Ich kenne zwar Petersburg gar nicht, aber so viel ich gehört 
habe, ist der Aufenthalt, wenigstens sonst, für Gelehrte nicht sehr 
angenehm gewesen. Dem Astronomen, der praktisch seine Wissenschaft 
mit Eifer treiben will, legt das Klima, die nächtliche Dämmerung u. s. w. 
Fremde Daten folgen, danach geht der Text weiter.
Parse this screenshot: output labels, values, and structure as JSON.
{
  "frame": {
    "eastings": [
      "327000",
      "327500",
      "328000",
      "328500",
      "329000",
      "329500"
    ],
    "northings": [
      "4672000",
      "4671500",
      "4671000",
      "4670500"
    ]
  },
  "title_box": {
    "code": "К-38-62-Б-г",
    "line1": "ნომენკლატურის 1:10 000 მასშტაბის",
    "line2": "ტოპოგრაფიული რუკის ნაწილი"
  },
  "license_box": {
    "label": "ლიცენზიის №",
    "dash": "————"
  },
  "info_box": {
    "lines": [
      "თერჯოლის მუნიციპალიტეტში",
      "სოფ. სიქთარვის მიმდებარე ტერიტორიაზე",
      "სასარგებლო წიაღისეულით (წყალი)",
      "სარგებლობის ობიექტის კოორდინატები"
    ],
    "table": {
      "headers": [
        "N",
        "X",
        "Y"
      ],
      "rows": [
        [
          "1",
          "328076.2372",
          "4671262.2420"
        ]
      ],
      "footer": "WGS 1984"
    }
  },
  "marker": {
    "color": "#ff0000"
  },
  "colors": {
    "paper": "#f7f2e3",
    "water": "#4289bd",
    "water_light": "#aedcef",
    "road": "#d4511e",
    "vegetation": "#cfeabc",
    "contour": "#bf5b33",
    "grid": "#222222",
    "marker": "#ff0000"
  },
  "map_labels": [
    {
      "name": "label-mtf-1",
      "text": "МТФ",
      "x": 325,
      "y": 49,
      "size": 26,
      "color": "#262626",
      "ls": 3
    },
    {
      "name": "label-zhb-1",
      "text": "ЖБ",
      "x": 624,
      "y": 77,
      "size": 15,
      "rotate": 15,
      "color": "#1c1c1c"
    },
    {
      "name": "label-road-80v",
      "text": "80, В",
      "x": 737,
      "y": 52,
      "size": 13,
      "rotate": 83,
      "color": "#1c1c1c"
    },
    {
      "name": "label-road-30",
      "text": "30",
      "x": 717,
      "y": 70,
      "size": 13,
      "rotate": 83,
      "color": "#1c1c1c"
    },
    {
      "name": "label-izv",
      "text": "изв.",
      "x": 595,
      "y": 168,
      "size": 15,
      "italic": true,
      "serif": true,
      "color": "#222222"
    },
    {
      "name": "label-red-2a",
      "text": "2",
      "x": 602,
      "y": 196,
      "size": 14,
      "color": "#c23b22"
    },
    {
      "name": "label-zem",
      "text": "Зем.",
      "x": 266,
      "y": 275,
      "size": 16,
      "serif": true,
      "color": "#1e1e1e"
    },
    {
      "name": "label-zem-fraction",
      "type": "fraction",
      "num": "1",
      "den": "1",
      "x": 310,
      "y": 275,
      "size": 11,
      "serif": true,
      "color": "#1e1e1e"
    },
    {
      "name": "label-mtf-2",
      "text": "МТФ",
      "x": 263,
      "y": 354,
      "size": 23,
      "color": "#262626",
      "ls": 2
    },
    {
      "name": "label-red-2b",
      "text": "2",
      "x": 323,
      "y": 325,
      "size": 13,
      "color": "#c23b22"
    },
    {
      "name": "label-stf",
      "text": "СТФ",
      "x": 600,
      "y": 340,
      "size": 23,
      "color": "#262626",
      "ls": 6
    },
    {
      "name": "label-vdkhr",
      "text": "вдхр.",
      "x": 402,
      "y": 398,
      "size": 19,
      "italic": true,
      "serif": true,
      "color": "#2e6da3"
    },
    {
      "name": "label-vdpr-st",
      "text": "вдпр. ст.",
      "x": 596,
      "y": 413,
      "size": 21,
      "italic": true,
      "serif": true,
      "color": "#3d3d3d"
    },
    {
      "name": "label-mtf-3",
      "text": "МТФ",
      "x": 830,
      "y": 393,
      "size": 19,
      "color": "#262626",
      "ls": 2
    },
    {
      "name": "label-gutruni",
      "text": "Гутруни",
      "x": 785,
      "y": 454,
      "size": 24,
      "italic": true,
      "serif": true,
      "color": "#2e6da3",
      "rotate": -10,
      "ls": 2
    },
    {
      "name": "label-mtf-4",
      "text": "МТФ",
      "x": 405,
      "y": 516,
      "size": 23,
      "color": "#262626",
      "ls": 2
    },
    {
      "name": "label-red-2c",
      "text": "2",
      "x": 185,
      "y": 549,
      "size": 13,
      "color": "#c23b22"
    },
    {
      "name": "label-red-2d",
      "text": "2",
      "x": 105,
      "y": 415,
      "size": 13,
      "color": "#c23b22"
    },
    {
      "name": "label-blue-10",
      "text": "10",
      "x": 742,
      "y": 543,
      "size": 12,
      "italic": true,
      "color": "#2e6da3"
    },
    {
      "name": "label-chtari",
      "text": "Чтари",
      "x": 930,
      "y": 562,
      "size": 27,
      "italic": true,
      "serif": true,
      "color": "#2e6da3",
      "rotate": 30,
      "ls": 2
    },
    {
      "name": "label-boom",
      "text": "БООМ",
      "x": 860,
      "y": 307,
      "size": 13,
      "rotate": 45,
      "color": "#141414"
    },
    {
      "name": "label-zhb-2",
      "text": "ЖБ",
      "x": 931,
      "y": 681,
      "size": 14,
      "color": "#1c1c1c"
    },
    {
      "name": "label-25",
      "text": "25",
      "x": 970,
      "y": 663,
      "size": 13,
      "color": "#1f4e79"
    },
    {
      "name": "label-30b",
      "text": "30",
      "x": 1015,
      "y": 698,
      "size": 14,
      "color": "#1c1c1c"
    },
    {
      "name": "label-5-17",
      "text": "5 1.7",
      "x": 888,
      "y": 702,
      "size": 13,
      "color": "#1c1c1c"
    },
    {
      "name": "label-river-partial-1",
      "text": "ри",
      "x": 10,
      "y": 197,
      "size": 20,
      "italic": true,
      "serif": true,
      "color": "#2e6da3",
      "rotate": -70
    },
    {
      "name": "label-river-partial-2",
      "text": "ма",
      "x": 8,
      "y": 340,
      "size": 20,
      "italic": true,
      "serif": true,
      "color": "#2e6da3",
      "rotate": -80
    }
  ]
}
ausserordentliche Schwierigkeiten in den Weg. Eine nicht sehr feste 
Gesundheit hat vielleicht in Petersburg, besonders bei praktischer 
Astronomie, viel zu befürchten. Hofratli Huth, der den Ruf nach 
Dorpat mit 1500 Rubel Besoldung ausgeschlagen hat, erzählte mir, 
diese 1500 Rubel Banco oder Papier betrugen kaum 750 wirkliche 
Silberrubel, und davon lasse sich in Russland nicht anständig leben. — 
Dies sind einige Schwierigkeiten gegen die Annahme. Vielleicht 
werden Sie aber die letztere durch annehmlichere Bedingungen heben 
können. Die Vortheile, die mit der Annahme verbunden sein werden, 
haben Sie selbst aufgezählt. 
Nun von der anderen Seite kann Ihnen Deutschland freilich nur 
sehr wenige für Sie passende Stellen anbieten, da Sie durchaus keine 
Professur wünschen. — Der besoldeten eigentlichen Astronomen giebt 
es in Deutschland gar zu wenig. — Aber doch, liebster Freund, ehe 
Sie Ihren Entschluss wegen Petersburg fassen, die Beantwortung einer 
Frage und Bitte. Sie haben mir über Ihren Ruf nach Russland das 
strengste Stillschweigen aufgelegt, und natürlich werde ich dies nicht 
brechen. Aber können und wollen Sie mir nicht erlauben, dass ich 
für mich und gleichfalls im Vertrauen an Zach und an einen Freund 
in Göttingen meine Besorgniss, Sie aus Deutschland zu verlieren, eröffnen 
darf ? V enn dies auch weiter zu nichts führen sollte, wie man doch 
nicht wissen kann, so sehe ich doch gar keinen Nachtheil davon. Er- 
theilen Sie mir also womöglich diese Erlaubniss, und verlassen Sie sich 
auf den diskreten Gebrauch, den ich davon machen werde.